El imperialismo sigue en pie. Nos agrede con el bloqueo y con calumnias, y puede retomar otras armas. Si no encuentra aliados domésticos como los Batistas y sus esbirros, los tendría en ciertos lacayos, y los cómplices mayores pudiera hallarlos en las deformaciones, entre las cuales descuella la corrupción. La lucha por erradicarla, sin olvidar otros males, es un acto histórico que el país debe seguir reforzando sin extremismos y sin ingenuidad.

Un simple artículo no será ni más fuerte ni más amplio que el Titánic, y el tema se relaciona con numerosos hechos. Se han mencionado los niveles de producción y la calidad de los servicios. Añádase la relación, vital, entre el trabajo, los salarios y los precios. Y no se excluyan la indisciplina social y la grosería, a las que sería fatídico acostumbrarse.
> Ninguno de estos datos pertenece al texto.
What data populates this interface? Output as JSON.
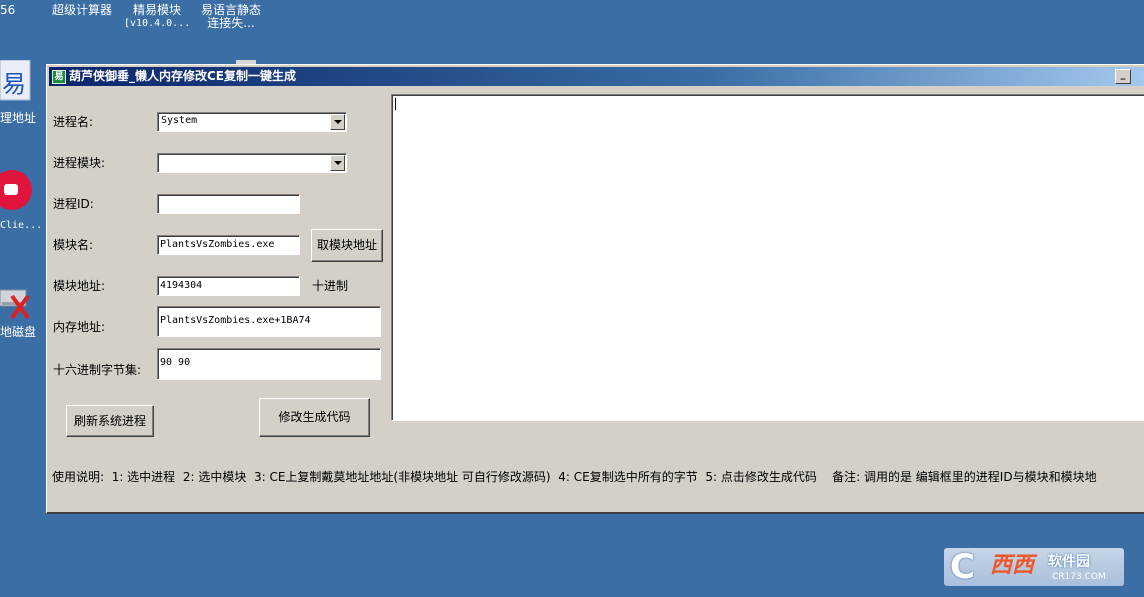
{
  "desktop": {
    "top_left_fragment": "56",
    "top_icons": [
      {
        "label": "超级计算器",
        "sub": ""
      },
      {
        "label": "精易模块",
        "sub": "[v10.4.0..."
      },
      {
        "label": "易语言静态",
        "sub": "连接失..."
      }
    ],
    "left_icons": [
      {
        "label": "理地址",
        "icon": "yi-language-icon"
      },
      {
        "label": "Clie...",
        "icon": "red-fist-app-icon"
      },
      {
        "label": "地磁盘",
        "icon": "drive-delete-icon"
      }
    ]
  },
  "window": {
    "title": "葫芦侠御垂_懒人内存修改CE复制一键生成",
    "title_icon_glyph": "易",
    "labels": {
      "process_name": "进程名:",
      "process_module": "进程模块:",
      "process_id": "进程ID:",
      "module_name": "模块名:",
      "module_address": "模块地址:",
      "memory_address": "内存地址:",
      "hex_bytes": "十六进制字节集:",
      "decimal": "十进制"
    },
    "process_name_value": "System",
    "process_module_value": "",
    "process_id_value": "",
    "module_name_value": "PlantsVsZombies.exe",
    "module_address_value": "4194304",
    "memory_address_value": "PlantsVsZombies.exe+1BA74",
    "hex_bytes_value": "90 90",
    "buttons": {
      "get_module_address": "取模块地址",
      "refresh_processes": "刷新系统进程",
      "generate_code": "修改生成代码"
    },
    "output_text": "",
    "instructions": {
      "prefix": "使用说明:",
      "s1": "1: 选中进程",
      "s2": "2:  选中模块",
      "s3": "3: CE上复制戴莫地址地址(非模块地址 可自行修改源码)",
      "s4": "4: CE复制选中所有的字节",
      "s5": "5: 点击修改生成代码",
      "note": "备注: 调用的是 编辑框里的进程ID与模块和模块地"
    }
  },
  "watermark": {
    "c": "C",
    "xixi": "西西",
    "brand": "软件园",
    "domain": "CR173.COM"
  },
  "colors": {
    "desktop": "#3a6ea5",
    "window_face": "#d4d0c8",
    "title_start": "#0a246a"
  }
}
Mal estaremos mientras repudiarlas se considere cosa de exquisitos, prurito aristocrático.

La máxima «Entre santa y santo pared de canto» remite a grupos humanos comprometidos con algo tan difícil como la castidad. La pared que a la honradez aquí defendida le urge no es ni la Inquisición ni un muro aislado, sino la cultura anticorrupción, que se expresará de veras cuando se apliquen de modo natural, eficaz y permanente los controles necesarios, sin olvidar que los mecanismos no son mágicos y los inspectores no caerán del cielo. En medio de eso, debemos impedir que la corrupción nos infarte el corazón y la cabeza.

El tema está entre los que demandan atención clara y profunda en el cauce central de nuestra prensa, no sólo en los meandros alternativos. Asegurar que haya espacio para favorecer la búsqueda de soluciones revolucionarias y que la población esté bien informada propiciará, además, que nadie con buenas intenciones crea necesario irse a ventilar nuestros problemas en publicaciones que nos calumnian. No es cuestión de academia, sino de vida.